The more customers that are added, the more depends are put on the software to do feature x, y and z. Some multi-channel software providers just draw the line in the sand (ChannelAdvisor is a good example of this) and “say we do this”, then find partners for everything else. And others try and do everything under one roof.
We’re also missing a sales team, support staff & marketing, oh and a management layer as well somewhere too.
Everything & everyone has to be paid for.
Any multi-channel software is good software. I whole-heartedly believe that.
A business even using excel has a competitive advantage over a business that isn’t using excel. It’s that simple.

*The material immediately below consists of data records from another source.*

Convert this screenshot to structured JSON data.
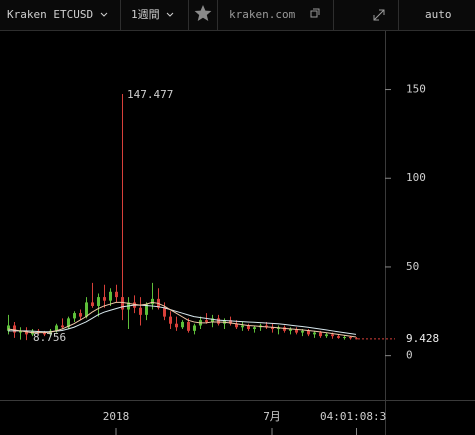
{
  "toolbar": {
    "market": "Kraken ETCUSD",
    "period": "1週間",
    "site": "kraken.com",
    "mode": "auto"
  },
  "chart_data": {
    "type": "candlestick",
    "categories": [
      null,
      null,
      null,
      null,
      null,
      null,
      null,
      null,
      null,
      null,
      null,
      null,
      null,
      null,
      null,
      null,
      null,
      null,
      "2018",
      null,
      null,
      null,
      null,
      null,
      null,
      null,
      null,
      null,
      null,
      null,
      null,
      null,
      null,
      null,
      null,
      null,
      null,
      null,
      null,
      null,
      null,
      null,
      null,
      null,
      "7月",
      null,
      null,
      null,
      null,
      null,
      null,
      null,
      null,
      null,
      null,
      null,
      null,
      null,
      null
    ],
    "open": [
      14,
      17,
      13,
      14,
      12,
      14,
      13,
      12,
      14,
      17,
      16,
      21,
      24,
      22,
      30,
      28,
      33,
      31,
      36,
      33,
      26,
      30,
      27,
      23,
      29,
      32,
      27,
      22,
      18,
      16,
      19,
      14,
      17,
      20,
      19,
      21,
      18,
      20,
      18,
      16,
      17,
      15,
      16,
      17,
      16,
      15,
      16,
      14,
      15,
      13,
      14,
      12,
      13,
      11,
      12,
      11,
      10,
      10.5,
      9.8
    ],
    "high": [
      23,
      19,
      16,
      16,
      15,
      15,
      14,
      15,
      18,
      21,
      22,
      25,
      26,
      33,
      41,
      35,
      40,
      38,
      40,
      147.477,
      33,
      34,
      33,
      30,
      41,
      38,
      30,
      25,
      22,
      20,
      21,
      18,
      22,
      24,
      23,
      23,
      21,
      22,
      20,
      19,
      18,
      17,
      18,
      19,
      18,
      17,
      17,
      16,
      16,
      15,
      15,
      14,
      14,
      13,
      13,
      12,
      11.5,
      11,
      10.5
    ],
    "low": [
      12,
      10,
      9,
      8.756,
      11,
      12,
      11,
      11,
      13,
      15,
      15,
      19,
      20,
      21,
      27,
      22,
      27,
      28,
      30,
      20,
      15,
      24,
      17,
      20,
      26,
      26,
      20,
      15,
      14,
      15,
      13,
      12,
      15,
      18,
      16,
      17,
      15,
      17,
      15,
      14,
      14,
      13,
      14,
      15,
      13,
      12,
      13,
      12,
      12,
      11,
      11,
      10,
      10,
      10,
      9.5,
      9.5,
      9,
      9,
      9.2
    ],
    "close": [
      17,
      13,
      14,
      12,
      14,
      13,
      12,
      14,
      17,
      16,
      21,
      24,
      22,
      30,
      28,
      33,
      31,
      36,
      33,
      26,
      30,
      27,
      23,
      29,
      32,
      27,
      22,
      18,
      16,
      19,
      14,
      17,
      20,
      19,
      21,
      18,
      20,
      18,
      16,
      17,
      15,
      16,
      17,
      16,
      15,
      16,
      14,
      15,
      13,
      14,
      12,
      13,
      11,
      12,
      11,
      10,
      10.5,
      9.8,
      9.428
    ],
    "up_color": "#5fbf3a",
    "down_color": "#d8403a",
    "ma": [
      {
        "color": "#d8e8ee",
        "values": [
          14,
          14,
          14,
          14,
          13.8,
          13.6,
          13.5,
          13.5,
          13.8,
          14.2,
          15,
          16,
          17.5,
          19,
          21,
          23,
          24.5,
          25.5,
          26.5,
          27.5,
          28,
          28.5,
          28.5,
          28.3,
          28,
          27.6,
          27,
          26,
          25,
          24,
          23,
          22,
          21.5,
          21,
          20.5,
          20,
          19.8,
          19.6,
          19.4,
          19.2,
          19,
          18.8,
          18.6,
          18.4,
          18.2,
          18,
          17.6,
          17.2,
          16.8,
          16.4,
          16,
          15.5,
          15,
          14.5,
          14,
          13.5,
          13,
          12.5,
          12
        ]
      },
      {
        "color": "#f0c8a8",
        "values": [
          15,
          14.5,
          14,
          13.5,
          13,
          13,
          13,
          13.2,
          14,
          15,
          16.5,
          18,
          20,
          22,
          24.5,
          26.5,
          28,
          29,
          30,
          30,
          29.5,
          29,
          28.5,
          29,
          30,
          29.5,
          28,
          26,
          24,
          22,
          20,
          19,
          18.5,
          18.5,
          19,
          19,
          18.8,
          18.5,
          18,
          17.5,
          17,
          16.8,
          16.5,
          16.2,
          16,
          15.7,
          15.4,
          15.1,
          14.8,
          14.5,
          14.2,
          13.8,
          13.4,
          13,
          12.5,
          12,
          11.5,
          11,
          10.5
        ]
      }
    ],
    "ylim": [
      -25,
      183
    ],
    "yticks": [
      0,
      50,
      100,
      150
    ],
    "timer": "04:01:08:3"
  }
}
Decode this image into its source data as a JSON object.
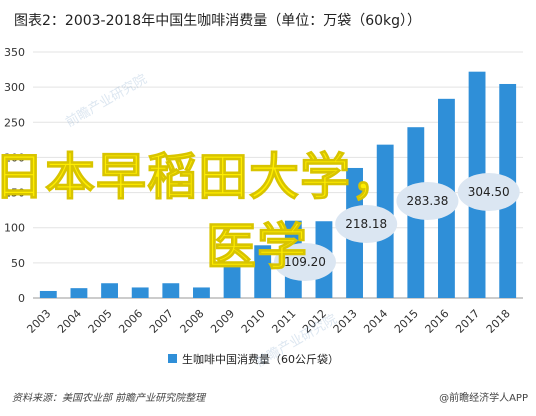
{
  "title": "图表2：2003-2018年中国生咖啡消费量（单位：万袋（60kg））",
  "overlay_line1": "日本早稻田大学，",
  "overlay_line2": "医学",
  "source": "资料来源：美国农业部 前瞻产业研究院整理",
  "brand": "@前瞻经济学人APP",
  "watermarks": [
    "前瞻产业研究院",
    "前瞻产业研究院"
  ],
  "colors": {
    "bar": "#2f8fd8",
    "bubble": "#dbe6f2",
    "grid": "#e3e3e3",
    "overlay": "#ffee00"
  },
  "chart_data": {
    "type": "bar",
    "categories": [
      "2003",
      "2004",
      "2005",
      "2006",
      "2007",
      "2008",
      "2009",
      "2010",
      "2011",
      "2012",
      "2013",
      "2014",
      "2015",
      "2016",
      "2017",
      "2018"
    ],
    "series": [
      {
        "name": "生咖啡中国消费量（60公斤袋）",
        "values": [
          10,
          14,
          21,
          15,
          21,
          15,
          45,
          75,
          110,
          109.2,
          185,
          218.18,
          243,
          283.38,
          322,
          304.5
        ]
      }
    ],
    "ylim": [
      0,
      350
    ],
    "yticks": [
      0,
      50,
      100,
      150,
      200,
      250,
      300,
      350
    ],
    "legend_position": "bottom-center",
    "grid": true,
    "annotations": [
      {
        "category": "2012",
        "text": "109.20"
      },
      {
        "category": "2014",
        "text": "218.18"
      },
      {
        "category": "2016",
        "text": "283.38"
      },
      {
        "category": "2018",
        "text": "304.50"
      }
    ]
  }
}
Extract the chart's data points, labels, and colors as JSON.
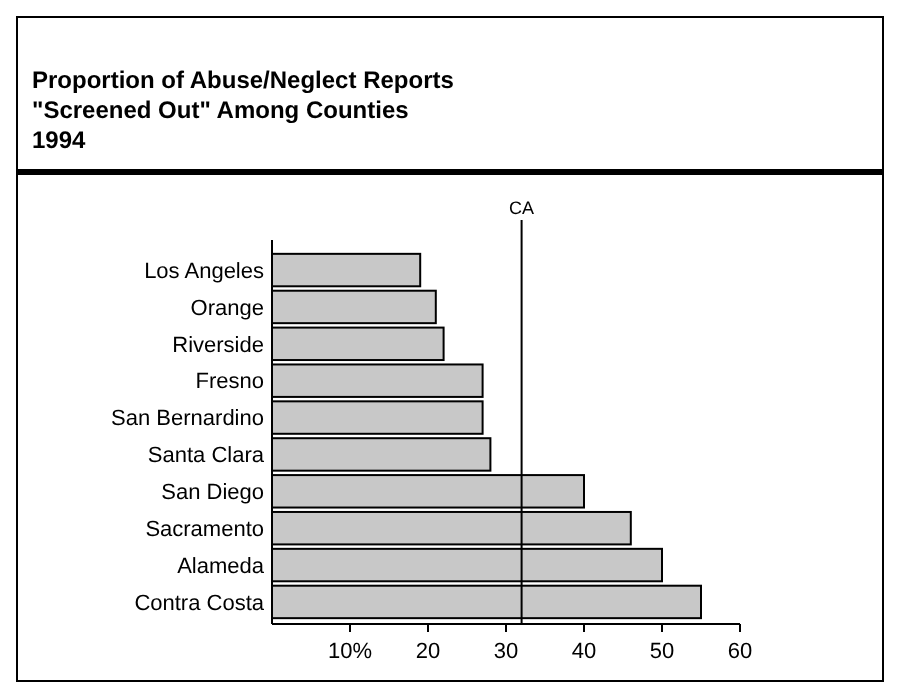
{
  "chart_data": {
    "type": "bar",
    "orientation": "horizontal",
    "title": "Proportion of Abuse/Neglect Reports\n\"Screened Out\" Among Counties\n1994",
    "categories": [
      "Los Angeles",
      "Orange",
      "Riverside",
      "Fresno",
      "San Bernardino",
      "Santa Clara",
      "San Diego",
      "Sacramento",
      "Alameda",
      "Contra Costa"
    ],
    "values": [
      19,
      21,
      22,
      27,
      27,
      28,
      40,
      46,
      50,
      55
    ],
    "color": "#c8c8c8",
    "xlim": [
      0,
      60
    ],
    "xticks": [
      {
        "value": 10,
        "label": "10%"
      },
      20,
      30,
      40,
      50,
      60
    ],
    "ref_lines": [
      {
        "axis": "x",
        "value": 32,
        "label": "CA",
        "color": "#000000"
      }
    ],
    "grid": false
  }
}
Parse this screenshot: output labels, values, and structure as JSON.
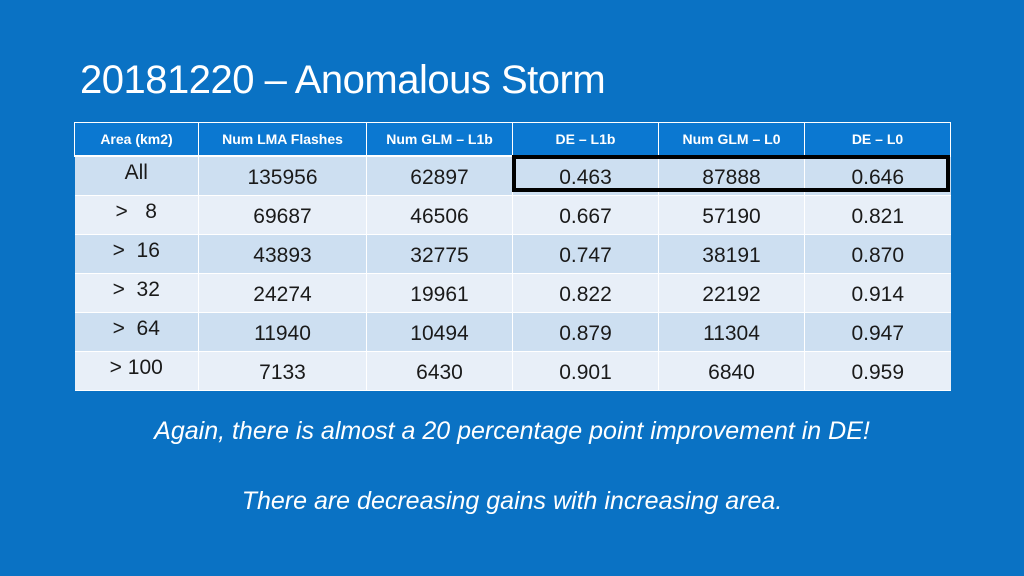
{
  "slide": {
    "title": "20181220 – Anomalous Storm",
    "caption_1": "Again, there is almost a 20 percentage point improvement in DE!",
    "caption_2": "There are decreasing gains with increasing area."
  },
  "table": {
    "headers": [
      "Area (km2)",
      "Num LMA Flashes",
      "Num GLM – L1b",
      "DE – L1b",
      "Num GLM – L0",
      "DE – L0"
    ],
    "rows": [
      [
        "All",
        "135956",
        "62897",
        "0.463",
        "87888",
        "0.646"
      ],
      [
        ">   8",
        "69687",
        "46506",
        "0.667",
        "57190",
        "0.821"
      ],
      [
        ">  16",
        "43893",
        "32775",
        "0.747",
        "38191",
        "0.870"
      ],
      [
        ">  32",
        "24274",
        "19961",
        "0.822",
        "22192",
        "0.914"
      ],
      [
        ">  64",
        "11940",
        "10494",
        "0.879",
        "11304",
        "0.947"
      ],
      [
        "> 100",
        "7133",
        "6430",
        "0.901",
        "6840",
        "0.959"
      ]
    ]
  },
  "colors": {
    "background": "#0a72c4",
    "header_fill": "#0b78d1",
    "row_odd": "#cddff1",
    "row_even": "#e8eff8",
    "highlight_border": "#000000"
  }
}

Remember those 5 stages create, list, collect, process, update from the beginning? Even simple nowadays is complex when it comes to managing multiple marketplaces and this complexity causes overheads, costs that need to be accounted for.
The thing is that some of these multichannel software providers (some with the help of myself) have taken the level of complexity, features and options to a whole new level, levels that were not thought possible only a few years ago and it’s the percentage of sale software providers that can get really, really expensive, the more you sell, the more you pay. It sounds nice, but the thing is, it gets to a stage where the amounts being paid is just plain silly.